Guest Additions is designed to marry common tasks between the Guest and Host operating systems so that your life as a VirtualBox user is easier.
Let’s say you’re running Windows 7 on the computer that has the VirtualBox installation and you want to install a Windows 8.1 VM in VirtualBox with Guest Additions.
The Windows 7 computer is called the Host machine because all your VMs are running inside it. And the VMs are the Guest machines, in this case, Windows 8.1 is your Guest OS.
If this get’s confusing just imagine you were organizing a dinner party at home for your friends. You are the dinner host and your friends are the guests because they are inside your home. In the same way, your physical (real) PC is the Host and the virtual computers sitting around your dinner table are the Guests.
Benefits of Guest Additions
Guest Additions allows you to do a bunch of cool stuff.
For example, with Guest Additions, you no longer have to press funky key combinations to release the keyboard and mouse.
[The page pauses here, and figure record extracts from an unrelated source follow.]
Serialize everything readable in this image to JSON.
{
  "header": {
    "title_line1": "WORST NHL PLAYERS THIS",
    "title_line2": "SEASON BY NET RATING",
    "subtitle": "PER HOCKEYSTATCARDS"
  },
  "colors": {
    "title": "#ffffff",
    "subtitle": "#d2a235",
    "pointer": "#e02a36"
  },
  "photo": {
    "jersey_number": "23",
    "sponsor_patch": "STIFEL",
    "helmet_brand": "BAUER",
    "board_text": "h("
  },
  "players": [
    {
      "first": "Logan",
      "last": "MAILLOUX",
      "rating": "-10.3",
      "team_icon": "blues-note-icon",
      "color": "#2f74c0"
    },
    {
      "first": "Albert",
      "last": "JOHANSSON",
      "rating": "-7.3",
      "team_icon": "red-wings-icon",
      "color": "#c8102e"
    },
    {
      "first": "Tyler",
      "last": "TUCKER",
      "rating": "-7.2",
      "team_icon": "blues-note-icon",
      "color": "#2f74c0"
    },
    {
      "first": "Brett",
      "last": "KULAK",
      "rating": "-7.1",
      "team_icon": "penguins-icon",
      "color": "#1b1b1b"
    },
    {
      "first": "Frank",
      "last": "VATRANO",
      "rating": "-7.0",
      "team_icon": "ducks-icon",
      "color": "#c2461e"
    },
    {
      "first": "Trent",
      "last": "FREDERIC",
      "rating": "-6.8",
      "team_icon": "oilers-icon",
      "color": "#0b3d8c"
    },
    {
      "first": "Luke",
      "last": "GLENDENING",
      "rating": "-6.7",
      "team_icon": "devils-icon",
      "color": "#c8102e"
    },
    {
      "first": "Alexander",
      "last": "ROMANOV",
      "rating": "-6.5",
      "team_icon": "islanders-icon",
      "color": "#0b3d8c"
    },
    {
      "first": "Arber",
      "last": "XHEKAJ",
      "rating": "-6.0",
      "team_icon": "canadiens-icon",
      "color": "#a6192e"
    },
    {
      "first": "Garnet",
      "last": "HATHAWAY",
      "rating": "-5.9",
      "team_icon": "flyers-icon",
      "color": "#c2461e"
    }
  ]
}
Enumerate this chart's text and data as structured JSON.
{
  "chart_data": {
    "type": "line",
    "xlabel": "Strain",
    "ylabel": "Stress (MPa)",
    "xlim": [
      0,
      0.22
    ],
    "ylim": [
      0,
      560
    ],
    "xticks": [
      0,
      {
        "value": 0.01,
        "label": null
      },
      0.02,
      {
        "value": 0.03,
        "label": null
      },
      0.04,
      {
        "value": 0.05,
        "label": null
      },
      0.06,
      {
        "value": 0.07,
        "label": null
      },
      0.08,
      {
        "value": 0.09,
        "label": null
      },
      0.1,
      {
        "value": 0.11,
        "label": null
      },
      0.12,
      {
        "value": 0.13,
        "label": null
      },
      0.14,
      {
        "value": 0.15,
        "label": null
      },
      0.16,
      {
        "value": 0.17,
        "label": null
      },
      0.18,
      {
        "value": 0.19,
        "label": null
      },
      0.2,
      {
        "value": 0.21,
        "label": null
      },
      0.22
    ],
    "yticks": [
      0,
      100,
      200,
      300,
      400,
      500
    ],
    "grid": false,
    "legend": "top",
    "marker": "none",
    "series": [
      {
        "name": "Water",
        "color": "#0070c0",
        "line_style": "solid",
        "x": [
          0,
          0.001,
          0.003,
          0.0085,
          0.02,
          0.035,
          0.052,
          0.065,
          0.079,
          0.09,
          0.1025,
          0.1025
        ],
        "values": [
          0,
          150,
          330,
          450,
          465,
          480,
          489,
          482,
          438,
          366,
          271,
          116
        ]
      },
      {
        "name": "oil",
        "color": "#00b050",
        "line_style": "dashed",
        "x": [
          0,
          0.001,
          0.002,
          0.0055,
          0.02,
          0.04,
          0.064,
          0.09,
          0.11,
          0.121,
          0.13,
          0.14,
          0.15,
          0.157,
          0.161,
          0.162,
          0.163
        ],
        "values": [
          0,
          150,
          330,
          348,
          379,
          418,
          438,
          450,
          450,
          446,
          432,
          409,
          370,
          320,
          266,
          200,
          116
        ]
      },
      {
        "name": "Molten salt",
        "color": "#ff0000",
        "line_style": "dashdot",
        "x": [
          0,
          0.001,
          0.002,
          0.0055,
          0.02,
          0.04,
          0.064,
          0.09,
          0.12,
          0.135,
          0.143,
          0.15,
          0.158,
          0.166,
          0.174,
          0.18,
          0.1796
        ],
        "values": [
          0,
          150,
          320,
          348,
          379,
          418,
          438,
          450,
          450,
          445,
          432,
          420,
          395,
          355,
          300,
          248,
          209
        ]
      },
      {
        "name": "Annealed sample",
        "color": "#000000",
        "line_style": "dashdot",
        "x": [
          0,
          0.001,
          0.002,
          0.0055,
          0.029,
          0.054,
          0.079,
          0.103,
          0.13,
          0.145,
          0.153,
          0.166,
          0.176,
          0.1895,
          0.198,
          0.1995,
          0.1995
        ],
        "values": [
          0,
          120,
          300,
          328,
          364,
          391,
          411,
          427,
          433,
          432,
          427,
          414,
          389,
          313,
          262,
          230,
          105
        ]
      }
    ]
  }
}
Without Guest Additions, you have to press the Host Key every time you want to liberate your mouse pointer from the VM. I have to press Ctrl + i on my Windows 7 Host OS every time I want to free the mouse; Guest Additions fixes this annoying problem.
In addition, you get Shared Folders. This is my favorite. With Shared Folders you can easily transfer files from the Host OS to the Guest OS and vice versa. The shared folders on the Host OS show up in the Network Locations of your Guest OS.
There are also a few other perks with Guest Additions such as having the Guest machines system time automatically synchronized with the Host. You’ll also get the ability to share the clipboard so you can copy and paste stuff between computers.
Installing Guest Additions
You might be flummoxed if you open VirtualBox, click Devices and go to Install Guest Additions…
That’s because there’s no visible indication that anything happened after you click Install Guest Additions.
Here’s what you need to do:
Open up My Computer either by pressing the Windows Key + e or clicking the File Explorer icon in the taskbar.
Double-click the VirtualBox Guest Additions drive and you’ll see all the files required to run Guest Additions.
If you’re running a 64bit version of Windows 8.1, choose VBoxWindowsAdditions-amd64; otherwise, choose the x86 (32bit) option. If you’re not sure what version you’re running you can easily enter a command at the command prompt to find out.
I’m running Windows 8.1 32bit so I chose the x86 option
Once you click the file the Guest Additions installation wizard will show up.
Pick your file location and click Next
The installation kicks off and completes in a matter of seconds.
Finish up and reboot
After the Guest OS returns, sign-in and click the tray in the bottom right corner to confirm it exists.
Now when you click the Devices menu in VirtualBox all the options for Shared Clipboard, Shared Folders and Drag ‘n’ Drop work!
Don’t you just love virtual machines?